# Car hits Train,



## vsmith (Jan 2, 2008)

This could be the stupidest person on the face of the planet...not only does he complety miss the big rolling thingy crossing the road and plows right into it, but he's also driving on the wrong side of that painted line in the middle of the raodway. Wouldnt you have *loved* to hear the driver try to explain this one? Fail[/b].


----------



## Ray Dunakin (Jan 6, 2008)

Sheesh. Good thing this moron only hit a slow moving train, and didn't run over a kid or plow head-on into another car or something.


----------



## Les (Feb 11, 2008)

Alcohol induces serenity....


----------



## bull (Jan 28, 2008)

DUMBA$S people. It takes all kinds!!! Oh was that a train I thought I was hallucinating. Good damn DRUGS.  Maybe I shouldn't of had that last 6 pack. [script removed]


----------



## Totalwrecker (Feb 26, 2009)

It's possible the old clunker's brakes had failed, the driver did pick the lowest angle to strike the train.... head on might have hurt a passenger.


----------



## Cougar Rock Rail (Jan 2, 2008)

I think he passed through the construction site on his left, then was looking back in his driver door side mirror which is why he was drifting left, and then when he finally looked up it was too late--he made no attempt at steering or braking.....could have been worse though.... 

Keith


----------



## Semper Vaporo (Jan 2, 2008)

Note that the car turned in the street against the direction the train was moving. ???

The driver either did turn the wheel at the very last split second or the front of the car struck the trailing edge of a leading truck on the RR Car and was deflected back because of that.


----------



## xo18thfa (Jan 2, 2008)

Talking on the cell phone, blue tooth fell on the floor, texting (or sexting), trying to choke the kid strapped in the car seat, putting on make up, fiddling with the CD, can't drive a stick. All of the above


----------



## farmerted (Jan 2, 2008)

There were a couple of pics added to Railpictures.net about this incident. (See http://www.railpictures.net/viewphoto.php?id=288358) Per the photographer, the official statement from the railway is as follows: 

"An automobile/train collision occurred on the New Hope Valley Railway shortly before 4:00PM on Sunday, June 7th at the Daisey St. grade crossing in Bonsal, NC. Steam Locomotive 17 was in charge of the train. The Apex Fire Department responded within four minutes, followed by Apex EMS, the North Carolina Highway Patrol and the Wake County Sheriff’s Department.

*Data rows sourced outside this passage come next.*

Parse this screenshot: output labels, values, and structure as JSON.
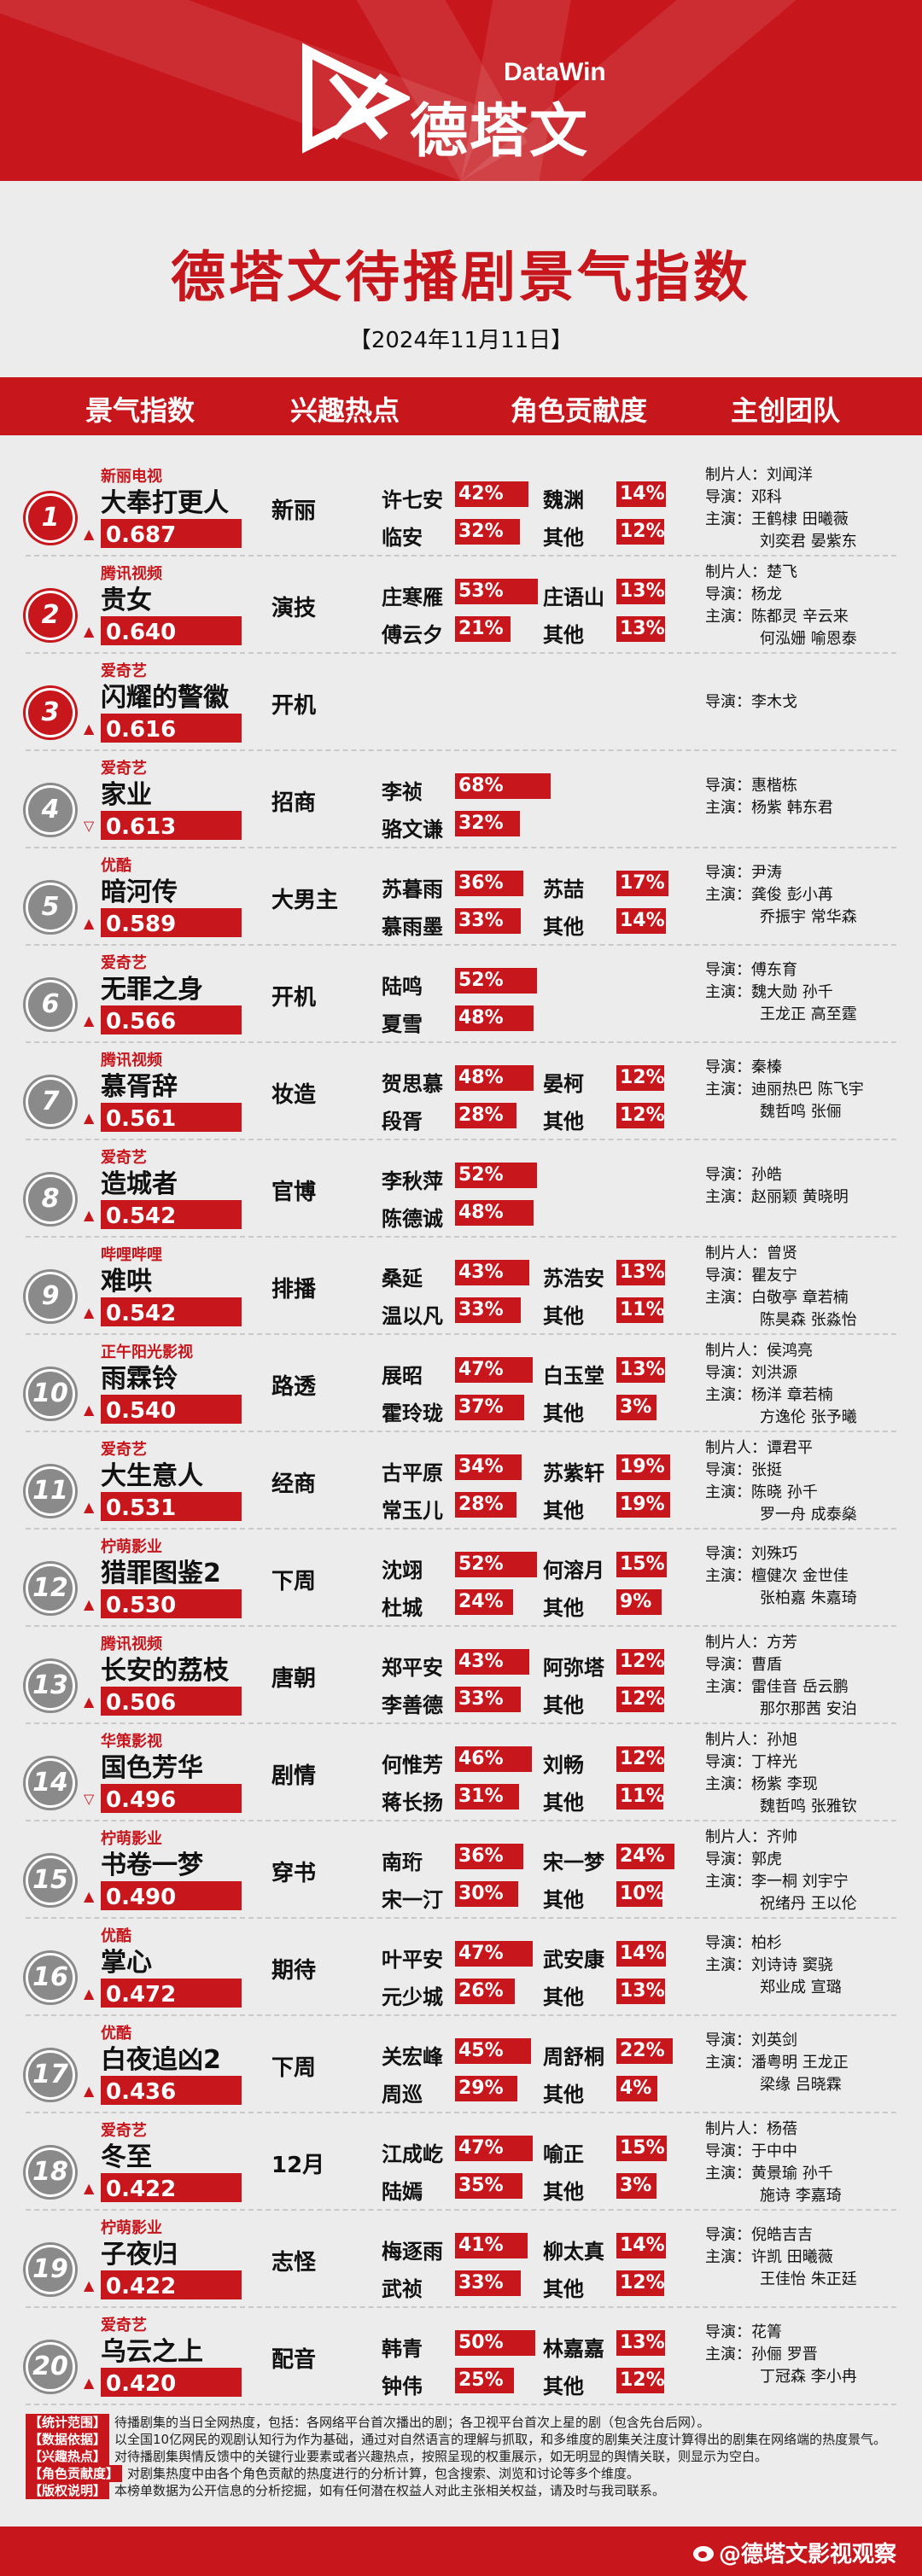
{
  "brand": {
    "datawin": "DataWin",
    "name": "德塔文"
  },
  "title": "德塔文待播剧景气指数",
  "date": "【2024年11月11日】",
  "headers": {
    "index": "景气指数",
    "hot": "兴趣热点",
    "role": "角色贡献度",
    "team": "主创团队"
  },
  "colors": {
    "accent": "#c7161c",
    "rank_gray": "#8a8a8a"
  },
  "chart_data": {
    "type": "table",
    "rows": [
      {
        "rank": "1",
        "platform": "新丽电视",
        "show": "大奉打更人",
        "index": "0.687",
        "trend": "up",
        "hot": "新丽",
        "r1": "许七安",
        "p1": "42%",
        "r2": "魏渊",
        "p2": "14%",
        "r3": "临安",
        "p3": "32%",
        "r4": "其他",
        "p4": "12%",
        "team": [
          "制片人：刘闻洋",
          "导演：邓科",
          "主演：王鹤棣  田曦薇",
          "刘奕君  晏紫东"
        ]
      },
      {
        "rank": "2",
        "platform": "腾讯视频",
        "show": "贵女",
        "index": "0.640",
        "trend": "up",
        "hot": "演技",
        "r1": "庄寒雁",
        "p1": "53%",
        "r2": "庄语山",
        "p2": "13%",
        "r3": "傅云夕",
        "p3": "21%",
        "r4": "其他",
        "p4": "13%",
        "team": [
          "制片人：楚飞",
          "导演：杨龙",
          "主演：陈都灵  辛云来",
          "何泓姗  喻恩泰"
        ]
      },
      {
        "rank": "3",
        "platform": "爱奇艺",
        "show": "闪耀的警徽",
        "index": "0.616",
        "trend": "up",
        "hot": "开机",
        "r1": "",
        "p1": "",
        "r2": "",
        "p2": "",
        "r3": "",
        "p3": "",
        "r4": "",
        "p4": "",
        "team": [
          "导演：李木戈"
        ]
      },
      {
        "rank": "4",
        "platform": "爱奇艺",
        "show": "家业",
        "index": "0.613",
        "trend": "down",
        "hot": "招商",
        "r1": "李祯",
        "p1": "68%",
        "r2": "",
        "p2": "",
        "r3": "骆文谦",
        "p3": "32%",
        "r4": "",
        "p4": "",
        "team": [
          "导演：惠楷栋",
          "主演：杨紫  韩东君"
        ]
      },
      {
        "rank": "5",
        "platform": "优酷",
        "show": "暗河传",
        "index": "0.589",
        "trend": "up",
        "hot": "大男主",
        "r1": "苏暮雨",
        "p1": "36%",
        "r2": "苏喆",
        "p2": "17%",
        "r3": "慕雨墨",
        "p3": "33%",
        "r4": "其他",
        "p4": "14%",
        "team": [
          "导演：尹涛",
          "主演：龚俊  彭小苒",
          "乔振宇  常华森"
        ]
      },
      {
        "rank": "6",
        "platform": "爱奇艺",
        "show": "无罪之身",
        "index": "0.566",
        "trend": "up",
        "hot": "开机",
        "r1": "陆鸣",
        "p1": "52%",
        "r2": "",
        "p2": "",
        "r3": "夏雪",
        "p3": "48%",
        "r4": "",
        "p4": "",
        "team": [
          "导演：傅东育",
          "主演：魏大勋  孙千",
          "王龙正  高至霆"
        ]
      },
      {
        "rank": "7",
        "platform": "腾讯视频",
        "show": "慕胥辞",
        "index": "0.561",
        "trend": "up",
        "hot": "妆造",
        "r1": "贺思慕",
        "p1": "48%",
        "r2": "晏柯",
        "p2": "12%",
        "r3": "段胥",
        "p3": "28%",
        "r4": "其他",
        "p4": "12%",
        "team": [
          "导演：秦榛",
          "主演：迪丽热巴  陈飞宇",
          "魏哲鸣  张俪"
        ]
      },
      {
        "rank": "8",
        "platform": "爱奇艺",
        "show": "造城者",
        "index": "0.542",
        "trend": "up",
        "hot": "官博",
        "r1": "李秋萍",
        "p1": "52%",
        "r2": "",
        "p2": "",
        "r3": "陈德诚",
        "p3": "48%",
        "r4": "",
        "p4": "",
        "team": [
          "导演：孙皓",
          "主演：赵丽颖  黄晓明"
        ]
      },
      {
        "rank": "9",
        "platform": "哔哩哔哩",
        "show": "难哄",
        "index": "0.542",
        "trend": "up",
        "hot": "排播",
        "r1": "桑延",
        "p1": "43%",
        "r2": "苏浩安",
        "p2": "13%",
        "r3": "温以凡",
        "p3": "33%",
        "r4": "其他",
        "p4": "11%",
        "team": [
          "制片人：曾贤",
          "导演：瞿友宁",
          "主演：白敬亭  章若楠",
          "陈昊森  张淼怡"
        ]
      },
      {
        "rank": "10",
        "platform": "正午阳光影视",
        "show": "雨霖铃",
        "index": "0.540",
        "trend": "up",
        "hot": "路透",
        "r1": "展昭",
        "p1": "47%",
        "r2": "白玉堂",
        "p2": "13%",
        "r3": "霍玲珑",
        "p3": "37%",
        "r4": "其他",
        "p4": "3%",
        "team": [
          "制片人：侯鸿亮",
          "导演：刘洪源",
          "主演：杨洋  章若楠",
          "方逸伦  张予曦"
        ]
      },
      {
        "rank": "11",
        "platform": "爱奇艺",
        "show": "大生意人",
        "index": "0.531",
        "trend": "up",
        "hot": "经商",
        "r1": "古平原",
        "p1": "34%",
        "r2": "苏紫轩",
        "p2": "19%",
        "r3": "常玉儿",
        "p3": "28%",
        "r4": "其他",
        "p4": "19%",
        "team": [
          "制片人：谭君平",
          "导演：张挺",
          "主演：陈晓  孙千",
          "罗一舟  成泰燊"
        ]
      },
      {
        "rank": "12",
        "platform": "柠萌影业",
        "show": "猎罪图鉴2",
        "index": "0.530",
        "trend": "up",
        "hot": "下周",
        "r1": "沈翊",
        "p1": "52%",
        "r2": "何溶月",
        "p2": "15%",
        "r3": "杜城",
        "p3": "24%",
        "r4": "其他",
        "p4": "9%",
        "team": [
          "导演：刘殊巧",
          "主演：檀健次  金世佳",
          "张柏嘉  朱嘉琦"
        ]
      },
      {
        "rank": "13",
        "platform": "腾讯视频",
        "show": "长安的荔枝",
        "index": "0.506",
        "trend": "up",
        "hot": "唐朝",
        "r1": "郑平安",
        "p1": "43%",
        "r2": "阿弥塔",
        "p2": "12%",
        "r3": "李善德",
        "p3": "33%",
        "r4": "其他",
        "p4": "12%",
        "team": [
          "制片人：方芳",
          "导演：曹盾",
          "主演：雷佳音  岳云鹏",
          "那尔那茜  安泊"
        ]
      },
      {
        "rank": "14",
        "platform": "华策影视",
        "show": "国色芳华",
        "index": "0.496",
        "trend": "down",
        "hot": "剧情",
        "r1": "何惟芳",
        "p1": "46%",
        "r2": "刘畅",
        "p2": "12%",
        "r3": "蒋长扬",
        "p3": "31%",
        "r4": "其他",
        "p4": "11%",
        "team": [
          "制片人：孙旭",
          "导演：丁梓光",
          "主演：杨紫  李现",
          "魏哲鸣  张雅钦"
        ]
      },
      {
        "rank": "15",
        "platform": "柠萌影业",
        "show": "书卷一梦",
        "index": "0.490",
        "trend": "up",
        "hot": "穿书",
        "r1": "南珩",
        "p1": "36%",
        "r2": "宋一梦",
        "p2": "24%",
        "r3": "宋一汀",
        "p3": "30%",
        "r4": "其他",
        "p4": "10%",
        "team": [
          "制片人：齐帅",
          "导演：郭虎",
          "主演：李一桐  刘宇宁",
          "祝绪丹  王以伦"
        ]
      },
      {
        "rank": "16",
        "platform": "优酷",
        "show": "掌心",
        "index": "0.472",
        "trend": "up",
        "hot": "期待",
        "r1": "叶平安",
        "p1": "47%",
        "r2": "武安康",
        "p2": "14%",
        "r3": "元少城",
        "p3": "26%",
        "r4": "其他",
        "p4": "13%",
        "team": [
          "导演：柏杉",
          "主演：刘诗诗  窦骁",
          "郑业成  宣璐"
        ]
      },
      {
        "rank": "17",
        "platform": "优酷",
        "show": "白夜追凶2",
        "index": "0.436",
        "trend": "up",
        "hot": "下周",
        "r1": "关宏峰",
        "p1": "45%",
        "r2": "周舒桐",
        "p2": "22%",
        "r3": "周巡",
        "p3": "29%",
        "r4": "其他",
        "p4": "4%",
        "team": [
          "导演：刘英剑",
          "主演：潘粤明  王龙正",
          "梁缘  吕晓霖"
        ]
      },
      {
        "rank": "18",
        "platform": "爱奇艺",
        "show": "冬至",
        "index": "0.422",
        "trend": "up",
        "hot": "12月",
        "r1": "江成屹",
        "p1": "47%",
        "r2": "喻正",
        "p2": "15%",
        "r3": "陆嫣",
        "p3": "35%",
        "r4": "其他",
        "p4": "3%",
        "team": [
          "制片人：杨蓓",
          "导演：于中中",
          "主演：黄景瑜  孙千",
          "施诗  李嘉琦"
        ]
      },
      {
        "rank": "19",
        "platform": "柠萌影业",
        "show": "子夜归",
        "index": "0.422",
        "trend": "up",
        "hot": "志怪",
        "r1": "梅逐雨",
        "p1": "41%",
        "r2": "柳太真",
        "p2": "14%",
        "r3": "武祯",
        "p3": "33%",
        "r4": "其他",
        "p4": "12%",
        "team": [
          "导演：倪皓吉吉",
          "主演：许凯  田曦薇",
          "王佳怡  朱正廷"
        ]
      },
      {
        "rank": "20",
        "platform": "爱奇艺",
        "show": "乌云之上",
        "index": "0.420",
        "trend": "up",
        "hot": "配音",
        "r1": "韩青",
        "p1": "50%",
        "r2": "林嘉嘉",
        "p2": "13%",
        "r3": "钟伟",
        "p3": "25%",
        "r4": "其他",
        "p4": "12%",
        "team": [
          "导演：花箐",
          "主演：孙俪  罗晋",
          "丁冠森  李小冉"
        ]
      }
    ]
  },
  "notes": [
    {
      "tag": "【统计范围】",
      "text": "待播剧集的当日全网热度，包括：各网络平台首次播出的剧；各卫视平台首次上星的剧（包含先台后网）。"
    },
    {
      "tag": "【数据依据】",
      "text": "以全国10亿网民的观剧认知行为作为基础，通过对自然语言的理解与抓取，和多维度的剧集关注度计算得出的剧集在网络端的热度景气。"
    },
    {
      "tag": "【兴趣热点】",
      "text": "对待播剧集舆情反馈中的关键行业要素或者兴趣热点，按照呈现的权重展示，如无明显的舆情关联，则显示为空白。"
    },
    {
      "tag": "【角色贡献度】",
      "text": "对剧集热度中由各个角色贡献的热度进行的分析计算，包含搜索、浏览和讨论等多个维度。"
    },
    {
      "tag": "【版权说明】",
      "text": "本榜单数据为公开信息的分析挖掘，如有任何潜在权益人对此主张相关权益，请及时与我司联系。"
    }
  ],
  "footer": "@德塔文影视观察"
}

No one was injured in the incident. All passengers detrained in an orderly manner and were interviewed by Apex EMS and the North Carolina Highway Patrol. The driver of the car was also interviewed by Apex EMS and the North Carolina Highway Patrol. He was released on scene shortly after the incident. The New Hope Valley Railway wishes to ask the railroad preservation and rail fan communities to respect the privacy of all involved in the incident. The New Hope Valley Railway has no knowledge of and will not speculate on the driver of the car or his condition other than what has been released in this statement and what has already been reported in the media. The North Carolina Highway Patrol’s investigation is currently ongoing. Damage to railroad property was minimal. The New Hope Valley Railway maintains a strong relationship with law enforcement and first responders in the community. The railway hosted an emergency training ‘mass casualty’ drill in cooperation with local first responders and law enforcement in the fall of 2008. The drill not only prepared our railroad volunteers for how to react to an emergency situation but also familiarized first responders with our excursion train so they may better react to incidents such as this one." 

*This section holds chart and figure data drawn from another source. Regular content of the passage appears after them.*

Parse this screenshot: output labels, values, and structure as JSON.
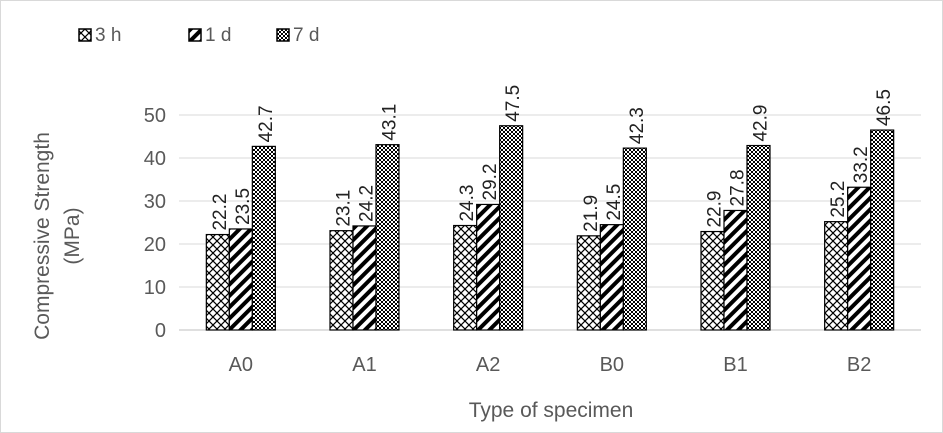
{
  "chart_data": {
    "type": "bar",
    "categories": [
      "A0",
      "A1",
      "A2",
      "B0",
      "B1",
      "B2"
    ],
    "series": [
      {
        "name": "3 h",
        "values": [
          22.2,
          23.1,
          24.3,
          21.9,
          22.9,
          25.2
        ],
        "pattern": "crosshatch"
      },
      {
        "name": "1 d",
        "values": [
          23.5,
          24.2,
          29.2,
          24.5,
          27.8,
          33.2
        ],
        "pattern": "diagonal-stripes"
      },
      {
        "name": "7 d",
        "values": [
          42.7,
          43.1,
          47.5,
          42.3,
          42.9,
          46.5
        ],
        "pattern": "checker"
      }
    ],
    "xlabel": "Type of specimen",
    "ylabel_lines": [
      "Compressive Strength",
      "(MPa)"
    ],
    "ylim": [
      0,
      50
    ],
    "yticks": [
      0,
      10,
      20,
      30,
      40,
      50
    ],
    "grid": true,
    "legend_position": "top-left",
    "colors": {
      "gridline": "#d9d9d9",
      "axis": "#bfbfbf",
      "bar_fill": "#000000"
    }
  }
}
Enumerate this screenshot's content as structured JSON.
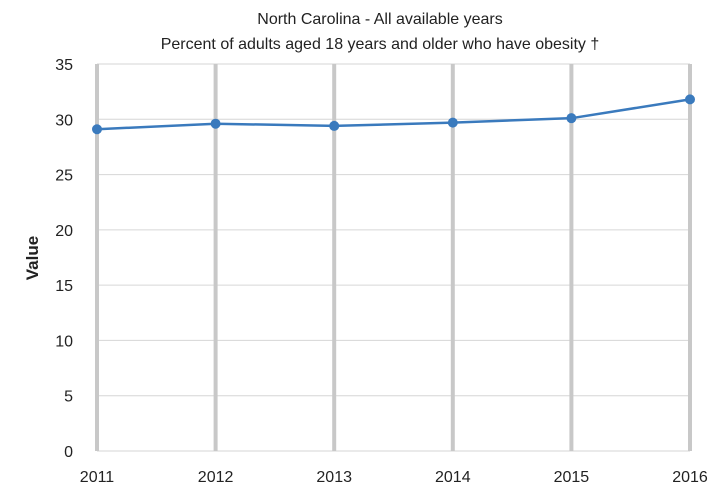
{
  "chart_data": {
    "type": "line",
    "title": "North Carolina - All available years",
    "subtitle": "Percent of adults aged 18 years and older who have obesity †",
    "xlabel": "",
    "ylabel": "Value",
    "x": [
      "2011",
      "2012",
      "2013",
      "2014",
      "2015",
      "2016"
    ],
    "series": [
      {
        "values": [
          29.1,
          29.6,
          29.4,
          29.7,
          30.1,
          31.8
        ],
        "color": "#3a7abd"
      }
    ],
    "ylim": [
      0,
      35
    ],
    "yticks": [
      0,
      5,
      10,
      15,
      20,
      25,
      30,
      35
    ],
    "grid": true,
    "legend": "none",
    "colors": {
      "line": "#3a7abd",
      "gridline": "#d6d6d6",
      "vertical_grid": "#c8c8c8"
    }
  }
}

There's an odd lack of information surrounding the driver's condition at the time of the incident. I was unable to find "what had already been reported in the media". 

-Jon (aka Farmer Ted)


----------



## Spule 4 (Jan 2, 2008)

All is well until the driver of the car and 15 people on the train sue the operators.


----------



## cmjdisanto (Jan 6, 2008)

Just too convenient......Train moving slow, car moving slow....and someone just happened to be in the car of the train at the point of impact....with a video camera running and ready to catch it all unfold.......Right!


----------



## Semper Vaporo (Jan 2, 2008)

YEP! 

I have seen a Conductor (while on the ground acting as switchman) "WALK" INTO the side of HIS OWN train right after calling his Engineer to back up, and I had it on video, but erased it in deferance to his dignity (and I know him). Video cameras are all over now-a-days and that was on a TOURIST line where video equipment would be ever more so present to capture every event, mistake and mishap.

Read the referenced news articles and you will see it did occur and was not staged.


----------